El nuevo accidente ambiental en San Juan, replantea la permanencia de la mina a cielo abierto de la Barrick Gold

“Pura imaginación….o algo todavía peor. El hombre que puede alcanzar semejantes insinuaciones ofensivas contra su ciudad natal, debe ser un enemigo de nuestra comunidad”. De esa manera se expresa el alcalde y hermano del doctor Stockman, cuando éste hace una campaña para clausurar, con perjuicios económicos, el balneario del lugar y procurar así la eliminación de una bacteria nociva para la población nativa y visitante.

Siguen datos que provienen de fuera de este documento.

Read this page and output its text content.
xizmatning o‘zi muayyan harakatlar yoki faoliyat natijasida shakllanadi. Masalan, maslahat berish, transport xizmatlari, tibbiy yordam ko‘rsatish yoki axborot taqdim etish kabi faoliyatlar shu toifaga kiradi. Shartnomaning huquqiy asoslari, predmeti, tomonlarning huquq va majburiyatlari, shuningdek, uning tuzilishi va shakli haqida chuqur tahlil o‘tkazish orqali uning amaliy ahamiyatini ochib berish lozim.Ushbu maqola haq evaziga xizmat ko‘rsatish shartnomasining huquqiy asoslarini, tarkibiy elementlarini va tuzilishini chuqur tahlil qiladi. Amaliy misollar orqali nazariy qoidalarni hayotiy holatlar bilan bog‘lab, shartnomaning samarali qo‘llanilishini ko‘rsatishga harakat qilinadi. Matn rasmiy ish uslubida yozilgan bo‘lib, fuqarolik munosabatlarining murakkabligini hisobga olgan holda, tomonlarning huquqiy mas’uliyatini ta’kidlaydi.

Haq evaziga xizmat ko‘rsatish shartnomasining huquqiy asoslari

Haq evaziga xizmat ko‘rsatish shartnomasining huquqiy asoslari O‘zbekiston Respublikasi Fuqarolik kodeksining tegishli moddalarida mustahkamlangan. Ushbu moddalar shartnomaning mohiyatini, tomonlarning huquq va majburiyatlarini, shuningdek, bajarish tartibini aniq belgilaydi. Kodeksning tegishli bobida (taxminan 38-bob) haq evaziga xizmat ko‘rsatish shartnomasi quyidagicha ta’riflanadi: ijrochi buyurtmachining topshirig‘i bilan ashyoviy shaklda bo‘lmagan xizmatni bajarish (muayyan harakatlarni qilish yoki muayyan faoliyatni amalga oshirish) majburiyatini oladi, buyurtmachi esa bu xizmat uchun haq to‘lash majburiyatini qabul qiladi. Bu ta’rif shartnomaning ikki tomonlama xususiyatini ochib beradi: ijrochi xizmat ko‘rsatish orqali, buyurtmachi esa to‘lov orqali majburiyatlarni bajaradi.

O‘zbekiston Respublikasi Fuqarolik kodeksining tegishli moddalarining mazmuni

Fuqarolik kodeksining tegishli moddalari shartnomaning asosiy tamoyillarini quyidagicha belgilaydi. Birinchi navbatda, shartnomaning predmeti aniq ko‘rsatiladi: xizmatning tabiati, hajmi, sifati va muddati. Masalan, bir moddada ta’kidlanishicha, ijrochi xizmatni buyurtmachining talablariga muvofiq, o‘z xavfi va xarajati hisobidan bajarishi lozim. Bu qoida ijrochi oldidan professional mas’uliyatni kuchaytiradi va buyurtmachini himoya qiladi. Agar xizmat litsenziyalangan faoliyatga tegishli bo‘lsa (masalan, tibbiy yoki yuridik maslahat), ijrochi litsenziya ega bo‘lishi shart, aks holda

La magnífica obra de Ibsen “Un enemigo del pueblo”, escrita hace más de un siglo, se refleja hoy en el emprendimiento minero Veladero, de extracción de oro en San Juan. La obra es resistida por ambientalistas alarmados por la fuga de cianuro y otros metales pesados (cobre, aluminio, níquel, arsénico, plomo y boro) que contaminan el río Jáchal que desemboca en el Atlántico. También ponen serios reparos algunos dirigentes como el ex diputado Miguel Bonasso, quien afirma además que la empresa minera Barrick Gold, con la anuencia de autoridades nacionales y provinciales, viola la ley de glaciares, de su autoría.

Al lanzarse el proyecto, hace más de una década, se ponderó como una inversión generadora de tres mil empleos directos, beneficiosa para el desarrollo de esa región cuyana. Se desoyeron solitarias voces que advirtieron sobre los riesgos y las extraordinarias ganancias para la Barrick Gold, a la que la actual administración política, como yapa, le quitó las retenciones a las exportaciones de oro, tras asumir el pasado 10 de diciembre.

Hace un año se produjo un gran derrame y los habitantes de Jáchal, Tamberías y Villa Mercedes empezaron a preocuparse. Este mes volvió a repetirse la catástrofe y se amplió el abanico de indignados: se concluyó en que las denuncias no son exageradas y que provocan serios daños a la salud. No sólo hay quejas por la calidad del agua para beber, sino también por el polvo en suspensión debido a la explotación a cielo abierto.

Con la repetición del fenómeno, quedó en jaque el ministro de Ambiente y Desarrollo Sustentable, Sergio Bergman. El gobernador Sergio Uñac, se vio obligado a suspender la actividad minera, luego de ser vapuleado y agredido a huevazos cuando intentó dialogar con los asambleístas del comité de crisis que se formó en la provincia.

Falta de controles e información precisa (se dice que en el primer accidente se derramaron cinco millones de litros) fue uno de los reclamos que recogió “Greenpace”, organización que reclama el cierre definitivo de Veladero.

Después de las experiencias negativas en Europa, uno de los directores generales de la UNESCO, alertó que “de todas las crisis sociales y naturales que debemos afrontar los seres humanos, la de los recursos hídricos es la que más afecta a nuestra propia supervivencia y la de nuestro planeta”.